The staggering, disheveled arrival of Stanley (Ian Barford), the only boarder, markedly heightens our sense of visual unease. His pajamas are stained, his hair unkempt, and his face contorted with sleepless agitation. Stanley is in his 30s, but he behaves more like a petulant young boy. He lets Meg parent him, but he doesn’t hesitate to throw a tantrum or two. Stanley knows what he wants, and he doesn’t want to celebrate his birthday (is it even his birthday?). “You mustn’t be mad today… It’s your birthday,” Meg implores, literally kneeling down and begging him to change his mood. We can see that she is genuinely trying to be happy, and she is desperate for Stanley to be happy too.

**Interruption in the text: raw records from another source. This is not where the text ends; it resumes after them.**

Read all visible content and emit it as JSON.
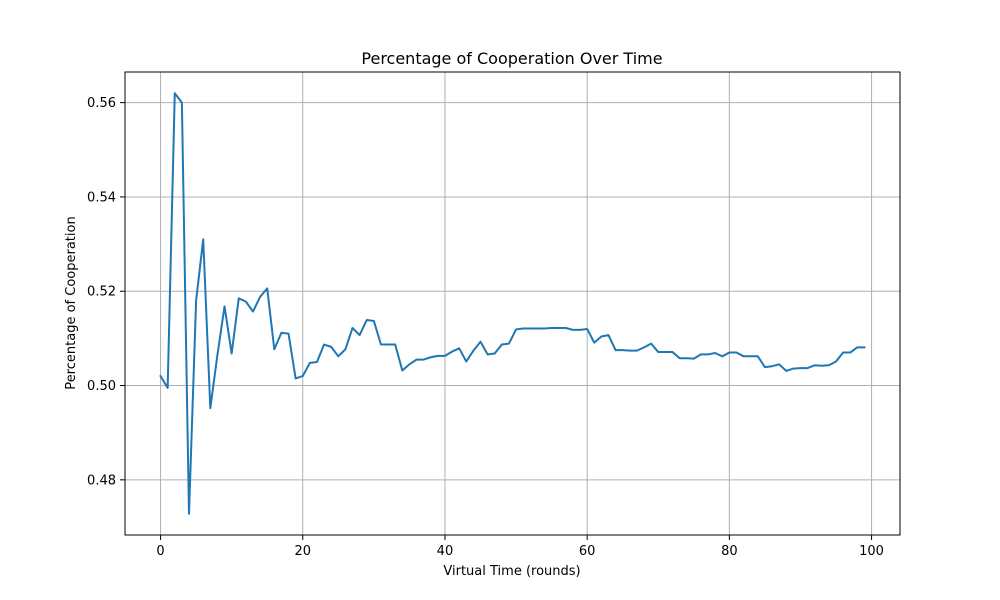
{
  "chart_data": {
    "type": "line",
    "title": "Percentage of Cooperation Over Time",
    "xlabel": "Virtual Time (rounds)",
    "ylabel": "Percentage of Cooperation",
    "xlim": [
      -5,
      104
    ],
    "ylim": [
      0.4683,
      0.5665
    ],
    "xticks": [
      0,
      20,
      40,
      60,
      80,
      100
    ],
    "yticks": [
      0.48,
      0.5,
      0.52,
      0.54,
      0.56
    ],
    "ytick_labels": [
      "0.48",
      "0.50",
      "0.52",
      "0.54",
      "0.56"
    ],
    "grid": true,
    "colors": {
      "line": "#1f77b4",
      "grid": "#b0b0b0",
      "axis": "#000000"
    },
    "series": [
      {
        "x": [
          0,
          1,
          2,
          3,
          4,
          5,
          6,
          7,
          8,
          9,
          10,
          11,
          12,
          13,
          14,
          15,
          16,
          17,
          18,
          19,
          20,
          21,
          22,
          23,
          24,
          25,
          26,
          27,
          28,
          29,
          30,
          31,
          32,
          33,
          34,
          35,
          36,
          37,
          38,
          39,
          40,
          41,
          42,
          43,
          44,
          45,
          46,
          47,
          48,
          49,
          50,
          51,
          52,
          53,
          54,
          55,
          56,
          57,
          58,
          59,
          60,
          61,
          62,
          63,
          64,
          65,
          66,
          67,
          68,
          69,
          70,
          71,
          72,
          73,
          74,
          75,
          76,
          77,
          78,
          79,
          80,
          81,
          82,
          83,
          84,
          85,
          86,
          87,
          88,
          89,
          90,
          91,
          92,
          93,
          94,
          95,
          96,
          97,
          98,
          99
        ],
        "values": [
          0.502,
          0.4995,
          0.562,
          0.56,
          0.4728,
          0.518,
          0.531,
          0.4952,
          0.5065,
          0.5168,
          0.5068,
          0.5185,
          0.5178,
          0.5157,
          0.5188,
          0.5206,
          0.5077,
          0.5112,
          0.511,
          0.5015,
          0.502,
          0.5048,
          0.505,
          0.5087,
          0.5082,
          0.5062,
          0.5077,
          0.5122,
          0.5107,
          0.5139,
          0.5137,
          0.5087,
          0.5087,
          0.5087,
          0.5032,
          0.5045,
          0.5055,
          0.5055,
          0.506,
          0.5063,
          0.5063,
          0.5072,
          0.5079,
          0.5051,
          0.5074,
          0.5093,
          0.5066,
          0.5068,
          0.5087,
          0.5089,
          0.5119,
          0.5121,
          0.5121,
          0.5121,
          0.5121,
          0.5122,
          0.5122,
          0.5122,
          0.5118,
          0.5118,
          0.512,
          0.5091,
          0.5104,
          0.5107,
          0.5075,
          0.5075,
          0.5074,
          0.5074,
          0.5081,
          0.5089,
          0.5071,
          0.5071,
          0.5071,
          0.5058,
          0.5058,
          0.5057,
          0.5066,
          0.5066,
          0.5069,
          0.5062,
          0.507,
          0.507,
          0.5062,
          0.5062,
          0.5062,
          0.5039,
          0.5041,
          0.5045,
          0.5031,
          0.5036,
          0.5037,
          0.5037,
          0.5043,
          0.5042,
          0.5043,
          0.5051,
          0.507,
          0.507,
          0.5081,
          0.5081
        ]
      }
    ]
  }
}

But as it is, he isn’t happy. And when two new boarders show up, things only get worse. We don’t know why these men—Goldberg (Francis Guinan) and McCann (Marc Grapey)—are here, but we quickly get the sense they’re no good. Grapey speaks with a chronic, menacing gruffness, and Guinan exudes wile. They frighten Stanley away, but neither immediately exposes the anxiety that’s been building up. So long as there is room for jokes, as when Goldberg refers to his partner—brooding glumly off to the side—as “the life and soul of any party,” there is room for the hope that things won’t turn out so bad.
And yet we aren’t allowed to retain this hope for long. The tensions start to bubble forth in the party scene, and from there the whole affair takes an eerie twist. McCann finally adopts a different tone, but it comes in the form of a sharp, angry yell directed at Stanley; Meg briefly tries a dance, but it only leads to a louder silence.
As the party’s lights go out, the unnerving minimalism takes a turn to the absurd. Here the play loses its rhythm in its own impenetrability: words continue to fly through the dark, but they mean little to us as we stare down at the dark platform. Here the production provides even less to go on than what could be gleaned from Pinter’s script, and our enthrallment briefly gives way to frustration.
But the acting in Steppenwolf’s production is handled too well to bog the show down for long. The following morning, Sophie Sinise, playing Lulu, provides just enough exasperation to hint at something sinister the night before. And when Guinan ominously tells Stanley that “there’s plenty of room in the car,” his rhetorical power almost seems to extend the invitation to us.
Barford, meanwhile, converts Stanley into a convincing adult. Yet adulthood doesn’t fit him; the irascible, pouting child is now but a sad, limp, and lifeless man in a suit. Even Petey shows concern. This time, when he and Meg sit down together at the table, it’s not just his legs that can’t relax. His face reveals a quiet sense of distress, and we notice it poignantly, even as it slips past the still ebulliently ignorant Meg. It’s a reminder of, when so many feelings get forced beneath the surface, how much things can change in a day—or how little.
The Birthday Party runs at Steppenwolf Theatre through April 28.